Em 16 de janeiro de 2026, o presidente de Cuba, Miguel Díaz-Canel, reafirmou a disposição de seu país para dialogar com os Estados Unidos, mas sem realizar quaisquer concessões políticas. A declaração foi feita durante um ato em Havana, onde Díaz-Canel destacou que as negociações devem ocorrer em condições de igualdade e respeito mútuo.

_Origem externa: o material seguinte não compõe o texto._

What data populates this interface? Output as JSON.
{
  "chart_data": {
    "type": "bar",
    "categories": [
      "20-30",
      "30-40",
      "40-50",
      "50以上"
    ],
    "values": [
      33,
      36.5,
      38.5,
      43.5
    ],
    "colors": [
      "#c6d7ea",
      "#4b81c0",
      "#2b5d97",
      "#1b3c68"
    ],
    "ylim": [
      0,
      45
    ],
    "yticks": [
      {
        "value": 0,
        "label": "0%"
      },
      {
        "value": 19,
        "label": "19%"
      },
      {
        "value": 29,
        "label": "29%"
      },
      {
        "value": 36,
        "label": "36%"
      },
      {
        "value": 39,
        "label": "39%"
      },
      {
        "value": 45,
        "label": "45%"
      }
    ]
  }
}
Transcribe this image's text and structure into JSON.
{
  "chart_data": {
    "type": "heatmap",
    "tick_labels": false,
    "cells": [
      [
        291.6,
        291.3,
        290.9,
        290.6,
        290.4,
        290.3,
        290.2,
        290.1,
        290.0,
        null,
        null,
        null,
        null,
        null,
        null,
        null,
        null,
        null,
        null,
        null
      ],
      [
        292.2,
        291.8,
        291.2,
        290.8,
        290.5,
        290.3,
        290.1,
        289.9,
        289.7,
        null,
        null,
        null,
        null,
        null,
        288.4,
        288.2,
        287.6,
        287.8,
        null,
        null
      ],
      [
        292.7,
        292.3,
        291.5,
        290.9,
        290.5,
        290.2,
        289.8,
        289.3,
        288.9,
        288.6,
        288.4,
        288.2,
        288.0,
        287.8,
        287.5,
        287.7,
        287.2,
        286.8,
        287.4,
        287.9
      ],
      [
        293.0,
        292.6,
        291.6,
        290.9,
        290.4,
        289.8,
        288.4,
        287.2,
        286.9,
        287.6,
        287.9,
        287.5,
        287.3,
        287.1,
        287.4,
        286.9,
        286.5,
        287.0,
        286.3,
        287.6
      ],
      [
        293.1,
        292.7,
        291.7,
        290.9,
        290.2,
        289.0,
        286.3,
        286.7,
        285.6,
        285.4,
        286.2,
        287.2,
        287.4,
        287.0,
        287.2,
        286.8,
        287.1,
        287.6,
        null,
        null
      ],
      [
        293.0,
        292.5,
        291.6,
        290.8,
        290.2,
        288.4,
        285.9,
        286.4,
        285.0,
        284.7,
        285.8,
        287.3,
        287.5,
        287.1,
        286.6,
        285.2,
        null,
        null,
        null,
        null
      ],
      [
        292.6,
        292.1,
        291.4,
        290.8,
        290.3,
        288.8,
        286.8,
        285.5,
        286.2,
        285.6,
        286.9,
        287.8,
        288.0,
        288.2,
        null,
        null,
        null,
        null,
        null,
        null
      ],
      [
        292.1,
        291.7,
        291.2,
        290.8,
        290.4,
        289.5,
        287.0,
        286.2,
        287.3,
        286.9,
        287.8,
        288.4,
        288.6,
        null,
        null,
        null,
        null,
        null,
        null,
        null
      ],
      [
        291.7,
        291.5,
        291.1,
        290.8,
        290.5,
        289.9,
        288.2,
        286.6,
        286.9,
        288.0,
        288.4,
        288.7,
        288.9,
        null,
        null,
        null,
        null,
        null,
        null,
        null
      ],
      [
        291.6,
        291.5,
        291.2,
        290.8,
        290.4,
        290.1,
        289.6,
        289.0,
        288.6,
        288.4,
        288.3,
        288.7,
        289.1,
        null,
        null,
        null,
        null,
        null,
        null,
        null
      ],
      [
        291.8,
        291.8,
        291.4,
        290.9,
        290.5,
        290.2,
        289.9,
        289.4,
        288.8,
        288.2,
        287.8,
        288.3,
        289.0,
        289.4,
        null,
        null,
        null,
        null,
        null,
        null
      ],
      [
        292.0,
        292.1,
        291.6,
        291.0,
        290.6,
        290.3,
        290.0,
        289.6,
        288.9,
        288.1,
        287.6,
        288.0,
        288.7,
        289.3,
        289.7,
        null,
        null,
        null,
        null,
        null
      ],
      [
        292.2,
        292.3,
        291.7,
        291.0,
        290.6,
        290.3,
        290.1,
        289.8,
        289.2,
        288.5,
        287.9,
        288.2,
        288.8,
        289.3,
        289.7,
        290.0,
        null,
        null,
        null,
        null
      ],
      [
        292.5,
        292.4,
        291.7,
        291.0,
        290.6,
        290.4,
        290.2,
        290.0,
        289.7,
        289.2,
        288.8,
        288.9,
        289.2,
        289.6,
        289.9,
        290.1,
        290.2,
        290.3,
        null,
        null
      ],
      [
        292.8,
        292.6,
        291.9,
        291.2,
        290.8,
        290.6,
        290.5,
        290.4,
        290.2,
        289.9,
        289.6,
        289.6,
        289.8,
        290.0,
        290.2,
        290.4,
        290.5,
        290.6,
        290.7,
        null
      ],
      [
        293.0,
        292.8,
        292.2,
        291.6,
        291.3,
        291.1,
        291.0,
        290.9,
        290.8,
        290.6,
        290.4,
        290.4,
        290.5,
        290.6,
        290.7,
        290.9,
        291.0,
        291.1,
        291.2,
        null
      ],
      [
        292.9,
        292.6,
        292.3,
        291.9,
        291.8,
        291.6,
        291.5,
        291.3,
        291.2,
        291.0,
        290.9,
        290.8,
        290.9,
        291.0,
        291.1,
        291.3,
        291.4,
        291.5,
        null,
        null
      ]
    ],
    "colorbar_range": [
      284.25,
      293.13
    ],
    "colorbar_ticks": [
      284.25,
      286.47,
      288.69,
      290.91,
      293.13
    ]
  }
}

A posição cubana surge em um momento de intensificação da pressão de Washington, especialmente após as ameaças do presidente americano, Donald Trump, relacionadas a Cuba e suas ações na Venezuela. Díaz-Canel negou que haja diálogos em andamento, contradizendo declarações de Trump, que sugeriu que Cuba deveria alcançar um acordo ou enfrentar consequências.

As tensões entre os dois países são exacerbadas pela crise na Venezuela, onde Cuba perdeu um importante aliado. Com a recente interrupção do envio de petróleo e ajuda da Venezuela para Cuba, a situação econômica da ilha pode se agravar, tornando o diálogo ainda mais crucial para o futuro das relações bilaterais.